Sound like patterns? Repeatable? Predictable?

What about:

  1. For every two-week sprint, it begins with a 2 hour sprint planning meeting
  2. For every two-week sprint, it ends with a 2 hour demo review and lessons learned meeting
  3. For every two-week sprint, we'll only pull from the backlog those things we can fully eat
  4. For every two-week sprint, the backlog will be prioritized prior to the planning meeting

Sounds like a collection of patterns.

If someone tells you they have a healthy organization, but you can't seem to find a delivery pattern, build pattern, planning pattern, prioritization pattern, test pattern, estimation and/or sizing pattern, or any kind of pattern that is predictable and repeatable, they may not know what a healthy organization looks like. To judge the health of a company by revenue, market share, cash flow, debt ratios, or customer acquisition rates evaluates the wrong components.
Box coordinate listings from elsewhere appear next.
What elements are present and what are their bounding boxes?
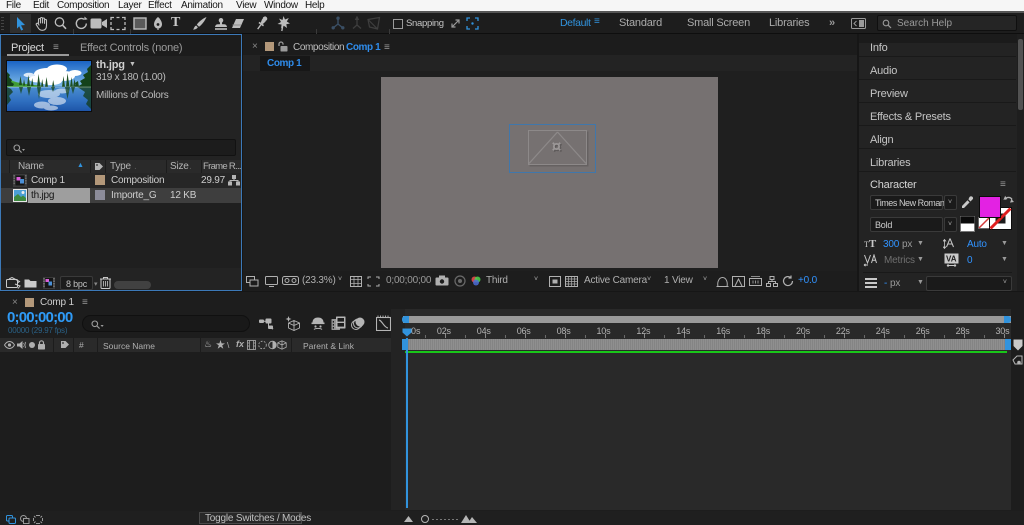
svg-text:VA: VA: [946, 255, 957, 264]
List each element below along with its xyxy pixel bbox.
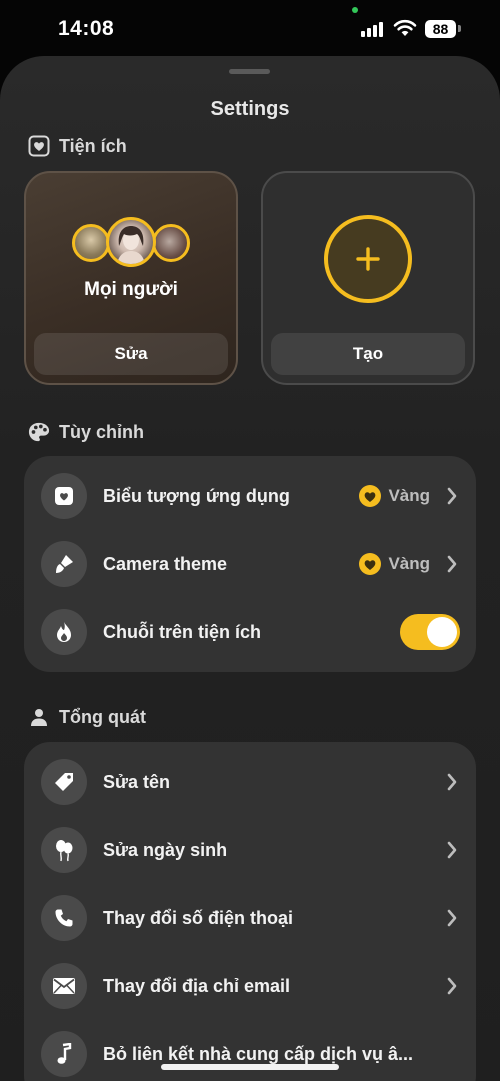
row-value-text: Vàng: [388, 486, 430, 505]
chevron-right-icon: [447, 977, 457, 995]
chevron-right-icon: [447, 909, 457, 927]
gold-heart-icon: [359, 553, 382, 575]
section-title: Tùy chỉnh: [59, 421, 144, 442]
person-icon: [28, 706, 50, 728]
home-indicator[interactable]: [161, 1064, 339, 1070]
section-header-widgets: Tiện ích: [28, 133, 127, 159]
row-label: Biểu tượng ứng dụng: [103, 485, 290, 506]
streak-on-widget-row: Chuỗi trên tiện ích: [24, 598, 476, 666]
row-value: Vàng: [359, 553, 430, 575]
create-widget[interactable]: Tạo: [261, 171, 475, 385]
row-label: Thay đổi địa chỉ email: [103, 975, 291, 996]
chevron-right-icon: [447, 841, 457, 859]
plus-icon: [356, 247, 380, 271]
camera-in-use-indicator: [352, 7, 358, 13]
phone-icon: [41, 895, 87, 941]
edit-birthday-row[interactable]: Sửa ngày sinh: [24, 816, 476, 884]
balloons-icon: [41, 827, 87, 873]
chevron-right-icon: [447, 487, 457, 505]
app-icon-row[interactable]: Biểu tượng ứng dụng Vàng: [24, 462, 476, 530]
row-value-text: Vàng: [388, 554, 430, 573]
row-value: Vàng: [359, 485, 430, 507]
row-label: Sửa ngày sinh: [103, 839, 228, 860]
section-title: Tiện ích: [59, 135, 127, 156]
sheet-grabber[interactable]: [229, 69, 270, 74]
settings-sheet: Settings Tiện ích Mọi người Sửa Tạo Tùy …: [0, 56, 500, 1081]
change-email-row[interactable]: Thay đổi địa chỉ email: [24, 952, 476, 1020]
unlink-music-provider-row[interactable]: Bỏ liên kết nhà cung cấp dịch vụ â...: [24, 1020, 476, 1081]
customize-group: Biểu tượng ứng dụng Vàng Camera theme Và…: [24, 456, 476, 672]
gold-heart-icon: [359, 485, 382, 507]
flame-icon: [41, 609, 87, 655]
avatar: [72, 224, 110, 262]
section-header-general: Tổng quát: [28, 704, 146, 730]
app-icon-icon: [41, 473, 87, 519]
cellular-signal-icon: [361, 21, 385, 37]
tag-icon: [41, 759, 87, 805]
section-header-customize: Tùy chỉnh: [28, 419, 144, 445]
toggle-knob: [427, 617, 457, 647]
battery-cap: [458, 25, 461, 32]
change-phone-row[interactable]: Thay đổi số điện thoại: [24, 884, 476, 952]
row-label: Chuỗi trên tiện ích: [103, 621, 262, 642]
row-label: Thay đổi số điện thoại: [103, 907, 294, 928]
widget-heart-icon: [28, 135, 50, 157]
envelope-icon: [41, 963, 87, 1009]
streak-toggle[interactable]: [400, 614, 460, 650]
people-widget[interactable]: Mọi người Sửa: [24, 171, 238, 385]
chevron-right-icon: [447, 555, 457, 573]
music-note-icon: [41, 1031, 87, 1077]
camera-theme-row[interactable]: Camera theme Vàng: [24, 530, 476, 598]
wifi-icon: [393, 19, 417, 36]
section-title: Tổng quát: [59, 706, 146, 727]
row-label: Camera theme: [103, 553, 228, 574]
widget-name: Mọi người: [84, 279, 178, 300]
general-group: Sửa tên Sửa ngày sinh Thay đổi số điện t…: [24, 742, 476, 1081]
status-bar: 14:08 88: [0, 0, 500, 56]
chevron-right-icon: [447, 773, 457, 791]
edit-name-row[interactable]: Sửa tên: [24, 748, 476, 816]
avatar: [152, 224, 190, 262]
page-title: Settings: [210, 98, 290, 120]
palette-icon: [28, 421, 50, 443]
screen: 14:08 88 Settings Tiện ích Mọi người Sửa…: [0, 0, 500, 1081]
create-widget-button[interactable]: Tạo: [271, 333, 465, 375]
battery-level: 88: [425, 20, 456, 38]
paintbrush-icon: [41, 541, 87, 587]
add-widget-button[interactable]: [324, 215, 412, 303]
row-label: Sửa tên: [103, 771, 171, 792]
avatar: [106, 217, 156, 267]
friend-avatars: [72, 217, 192, 267]
row-label: Bỏ liên kết nhà cung cấp dịch vụ â...: [103, 1043, 414, 1064]
status-time: 14:08: [58, 17, 115, 40]
edit-widget-button[interactable]: Sửa: [34, 333, 228, 375]
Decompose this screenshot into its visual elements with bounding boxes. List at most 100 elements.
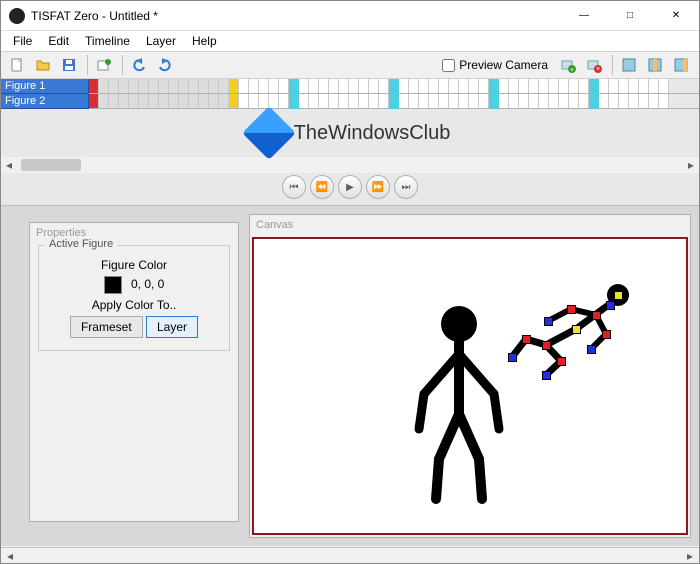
frame-cell[interactable]	[339, 79, 349, 93]
playback-first-button[interactable]: ⏮	[282, 175, 306, 199]
frame-cell[interactable]	[169, 94, 179, 108]
frame-cell[interactable]	[429, 79, 439, 93]
playback-next-button[interactable]: ⏩	[366, 175, 390, 199]
joint-node[interactable]	[544, 317, 553, 326]
scroll-right-icon[interactable]: ▸	[683, 549, 697, 563]
frame-cell[interactable]	[379, 94, 389, 108]
playback-prev-button[interactable]: ⏪	[310, 175, 334, 199]
frame-cell[interactable]	[469, 94, 479, 108]
frame-cell[interactable]	[129, 79, 139, 93]
frame-cell[interactable]	[649, 94, 659, 108]
joint-node[interactable]	[508, 353, 517, 362]
minimize-button[interactable]: —	[561, 1, 607, 31]
frame-cell[interactable]	[369, 94, 379, 108]
frame-cell[interactable]	[119, 79, 129, 93]
frame-cell[interactable]	[239, 79, 249, 93]
frameset-tool-c[interactable]	[669, 53, 693, 77]
frame-cell[interactable]	[139, 94, 149, 108]
layer-name-row[interactable]: Figure 2	[1, 94, 89, 109]
frame-cell[interactable]	[339, 94, 349, 108]
timeline-grid[interactable]: Figure 1 Figure 2	[1, 79, 699, 109]
open-file-button[interactable]	[31, 53, 55, 77]
frame-cell[interactable]	[469, 79, 479, 93]
export-button[interactable]	[92, 53, 116, 77]
frame-cell[interactable]	[219, 94, 229, 108]
frame-cell[interactable]	[639, 94, 649, 108]
stick-figure[interactable]	[404, 299, 514, 509]
redo-button[interactable]	[153, 53, 177, 77]
frame-cell[interactable]	[449, 94, 459, 108]
frame-cell[interactable]	[149, 94, 159, 108]
window-hscrollbar[interactable]: ◂ ▸	[1, 547, 699, 563]
playback-last-button[interactable]: ⏭	[394, 175, 418, 199]
frame-cell[interactable]	[299, 94, 309, 108]
menu-layer[interactable]: Layer	[138, 32, 184, 50]
frame-cell[interactable]	[349, 79, 359, 93]
frame-cell[interactable]	[109, 79, 119, 93]
frame-cell[interactable]	[479, 79, 489, 93]
frame-cell[interactable]	[509, 79, 519, 93]
frame-cell[interactable]	[609, 79, 619, 93]
new-file-button[interactable]	[5, 53, 29, 77]
frame-cell[interactable]	[579, 94, 589, 108]
frame-cell[interactable]	[419, 94, 429, 108]
frame-cell[interactable]	[219, 79, 229, 93]
joint-node[interactable]	[542, 371, 551, 380]
frameset-tool-b[interactable]	[643, 53, 667, 77]
joint-node[interactable]	[522, 335, 531, 344]
frame-cell[interactable]	[229, 94, 239, 108]
menu-help[interactable]: Help	[184, 32, 225, 50]
frame-cell[interactable]	[539, 79, 549, 93]
frame-cell[interactable]	[309, 94, 319, 108]
timeline-frames[interactable]	[89, 79, 699, 108]
frame-cell[interactable]	[519, 94, 529, 108]
frame-cell[interactable]	[269, 79, 279, 93]
frame-cell[interactable]	[409, 79, 419, 93]
frame-cell[interactable]	[439, 79, 449, 93]
frame-cell[interactable]	[109, 94, 119, 108]
frame-cell[interactable]	[459, 79, 469, 93]
frame-cell[interactable]	[119, 94, 129, 108]
scroll-thumb[interactable]	[21, 159, 81, 171]
frame-cell[interactable]	[249, 94, 259, 108]
frame-cell[interactable]	[479, 94, 489, 108]
frame-cell[interactable]	[599, 79, 609, 93]
frame-cell[interactable]	[209, 94, 219, 108]
layer-name-row[interactable]: Figure 1	[1, 79, 89, 94]
frame-cell[interactable]	[619, 94, 629, 108]
frame-cell[interactable]	[259, 94, 269, 108]
frame-cell[interactable]	[439, 94, 449, 108]
menu-edit[interactable]: Edit	[40, 32, 77, 50]
frame-cell[interactable]	[629, 94, 639, 108]
frame-cell[interactable]	[449, 79, 459, 93]
frame-cell[interactable]	[549, 79, 559, 93]
frame-cell[interactable]	[329, 79, 339, 93]
frame-cell[interactable]	[499, 79, 509, 93]
frame-cell[interactable]	[369, 79, 379, 93]
layer-remove-button[interactable]: ×	[582, 53, 606, 77]
frame-cell[interactable]	[89, 94, 99, 108]
frame-cell[interactable]	[519, 79, 529, 93]
frame-cell[interactable]	[249, 79, 259, 93]
playhead-marker[interactable]	[389, 79, 399, 109]
playhead-marker[interactable]	[489, 79, 499, 109]
preview-camera-input[interactable]	[442, 59, 455, 72]
frame-cell[interactable]	[659, 79, 669, 93]
frame-cell[interactable]	[99, 94, 109, 108]
frame-cell[interactable]	[279, 94, 289, 108]
joint-node[interactable]	[557, 357, 566, 366]
joint-node[interactable]	[572, 325, 581, 334]
frame-cell[interactable]	[549, 94, 559, 108]
preview-camera-checkbox[interactable]: Preview Camera	[438, 56, 548, 75]
frame-cell[interactable]	[329, 94, 339, 108]
frame-cell[interactable]	[409, 94, 419, 108]
frame-cell[interactable]	[629, 79, 639, 93]
frame-cell[interactable]	[319, 79, 329, 93]
frame-cell[interactable]	[309, 79, 319, 93]
frame-cell[interactable]	[169, 79, 179, 93]
frameset-button[interactable]: Frameset	[70, 316, 143, 338]
timeline-scrollbar[interactable]: ◂ ▸	[1, 157, 699, 173]
frame-cell[interactable]	[569, 79, 579, 93]
frame-cell[interactable]	[159, 79, 169, 93]
layer-add-button[interactable]: +	[556, 53, 580, 77]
Enron proved to us that money is the wrong dashboard needle to be watching without additionally understanding the internal pulse of the company (or lack therein).

Spend one day and sit down with customer service representatives, developers, testers, project managers, database and system administrators, etc. all of them junior people in the company.

Ask them one item: "Name for me everything in this company that has a cadence."

You may learn about the cadences or lack therein of the company under scrutiny far faster than you can count the time signature changes in the average Kansas and YES albums of yore.